Zingen gaat wel, praten niet
Veel mensen die stotteren hebben overigens bijna nooit problemen met zingen. Als ze woorden moeten uitspreken gaat het verkeerd, maar liedjes zingen ze als geen ander en helemaal vloeiend. Een goed voorbeeld daarvan is bijvoorbeeld Frans Bauer.
Stottertherapie
Er zijn heel veel soorten stottertherapie.
- Logopedisten die soms ook nog een specialisatie tot stottertherapeut hebben gevolgd bieden de mogelijkheid vloeiend te gaan praten, maar er zijn ook veel alternatieve therapieën te volgen. Bekende alternatieve methoden zijn:
- Del Ferro-methode (traint de middenrifspier waardoor de luchtstroom vloeiender langs de stembanden gaat)
- Hausdörfer-methode (legt de nadruk op het wegnemen van spreekangst en besteedt heel bewust geen aandacht aan de ademhaling).
- Een therapie moet bij iemand passen, maar ook bij diens problemen. Iemand die vloeiender wil leren praten, kan het beste een methode zoeken die daarbij aansluit. Mensen die van hun spreekangst af willen, zijn soms zelfs beter af bij een psycholoog.

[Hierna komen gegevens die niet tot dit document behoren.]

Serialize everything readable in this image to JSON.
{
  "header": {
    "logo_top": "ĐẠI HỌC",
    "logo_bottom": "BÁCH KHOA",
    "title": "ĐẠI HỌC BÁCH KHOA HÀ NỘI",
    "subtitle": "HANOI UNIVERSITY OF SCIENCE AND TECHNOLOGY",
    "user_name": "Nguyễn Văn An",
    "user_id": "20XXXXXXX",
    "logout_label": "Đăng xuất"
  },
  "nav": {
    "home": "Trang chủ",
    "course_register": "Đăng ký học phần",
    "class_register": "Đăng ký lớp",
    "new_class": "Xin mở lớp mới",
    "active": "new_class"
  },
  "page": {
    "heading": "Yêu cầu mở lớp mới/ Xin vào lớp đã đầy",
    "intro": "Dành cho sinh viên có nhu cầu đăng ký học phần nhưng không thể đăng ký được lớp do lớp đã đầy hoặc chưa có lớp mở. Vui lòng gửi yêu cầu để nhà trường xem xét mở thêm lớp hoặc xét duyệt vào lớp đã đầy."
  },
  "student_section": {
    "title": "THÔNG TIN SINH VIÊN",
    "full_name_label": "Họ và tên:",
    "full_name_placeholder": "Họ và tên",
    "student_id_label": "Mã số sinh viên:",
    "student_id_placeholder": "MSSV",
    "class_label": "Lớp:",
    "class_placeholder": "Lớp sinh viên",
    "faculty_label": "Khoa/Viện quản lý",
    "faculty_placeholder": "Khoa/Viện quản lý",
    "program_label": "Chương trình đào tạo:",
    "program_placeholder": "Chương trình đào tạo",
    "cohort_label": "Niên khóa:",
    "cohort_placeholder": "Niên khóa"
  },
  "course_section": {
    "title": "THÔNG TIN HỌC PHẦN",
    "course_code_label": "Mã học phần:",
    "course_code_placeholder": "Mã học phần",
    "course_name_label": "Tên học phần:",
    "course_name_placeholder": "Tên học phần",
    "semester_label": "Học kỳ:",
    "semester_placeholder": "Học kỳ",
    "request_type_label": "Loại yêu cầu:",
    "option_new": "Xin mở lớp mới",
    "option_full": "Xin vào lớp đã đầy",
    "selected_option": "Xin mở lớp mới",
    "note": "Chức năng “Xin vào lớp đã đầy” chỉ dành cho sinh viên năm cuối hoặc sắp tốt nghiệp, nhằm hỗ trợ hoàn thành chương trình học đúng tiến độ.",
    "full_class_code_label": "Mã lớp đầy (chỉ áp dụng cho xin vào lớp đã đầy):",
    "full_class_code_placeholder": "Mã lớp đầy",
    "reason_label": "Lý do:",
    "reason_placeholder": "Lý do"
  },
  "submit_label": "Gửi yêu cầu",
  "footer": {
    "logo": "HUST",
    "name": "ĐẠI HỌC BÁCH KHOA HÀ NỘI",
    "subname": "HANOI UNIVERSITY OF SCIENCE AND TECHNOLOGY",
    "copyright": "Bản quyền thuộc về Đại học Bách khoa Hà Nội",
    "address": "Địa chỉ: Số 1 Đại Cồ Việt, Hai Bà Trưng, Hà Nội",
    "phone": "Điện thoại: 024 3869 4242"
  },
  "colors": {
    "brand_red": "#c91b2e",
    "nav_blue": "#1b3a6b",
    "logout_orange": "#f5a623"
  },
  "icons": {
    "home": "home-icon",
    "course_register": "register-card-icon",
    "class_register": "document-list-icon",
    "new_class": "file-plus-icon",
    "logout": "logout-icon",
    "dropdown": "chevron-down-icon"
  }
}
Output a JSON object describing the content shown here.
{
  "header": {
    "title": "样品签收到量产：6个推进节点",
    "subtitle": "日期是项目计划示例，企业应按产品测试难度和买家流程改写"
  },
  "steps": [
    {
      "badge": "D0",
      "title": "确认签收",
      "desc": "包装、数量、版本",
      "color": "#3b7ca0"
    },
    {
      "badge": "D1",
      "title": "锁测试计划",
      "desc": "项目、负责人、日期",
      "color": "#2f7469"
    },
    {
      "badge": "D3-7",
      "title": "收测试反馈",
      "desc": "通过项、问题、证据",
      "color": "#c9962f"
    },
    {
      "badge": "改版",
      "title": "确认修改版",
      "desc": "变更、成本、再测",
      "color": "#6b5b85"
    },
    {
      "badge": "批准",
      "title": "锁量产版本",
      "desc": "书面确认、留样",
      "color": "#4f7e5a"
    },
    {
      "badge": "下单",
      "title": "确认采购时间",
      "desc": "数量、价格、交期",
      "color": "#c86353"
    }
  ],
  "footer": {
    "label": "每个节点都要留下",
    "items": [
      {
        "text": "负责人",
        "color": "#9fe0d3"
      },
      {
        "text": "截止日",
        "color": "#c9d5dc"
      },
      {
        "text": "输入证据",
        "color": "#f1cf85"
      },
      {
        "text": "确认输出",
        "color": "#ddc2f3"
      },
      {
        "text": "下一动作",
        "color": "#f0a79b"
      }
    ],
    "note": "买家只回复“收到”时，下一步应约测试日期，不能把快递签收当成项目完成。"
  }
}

Na de stottertherapie: blijven oefenen om niet weer te gaan stotteren
Stottertherapie is geen garantie dat mensen nooit meer gaan stotteren. Het blijft als het ware een zwakke plek die altijd de kop weer opsteekt in moeilijke situaties. Bovendien kan de aandoening eigenlijk niet genezen worden. Zeker niet door een techniek te leren die de spraak kan veranderen. Dat komt ook omdat iemand die stottert altijd zal moeten blijven oefenen wat er is geleerd. In het dagelijkse leven (waarbij toch ook vaak stress om de hoek komt kijken) is dat vaak heel moeilijk vol te houden.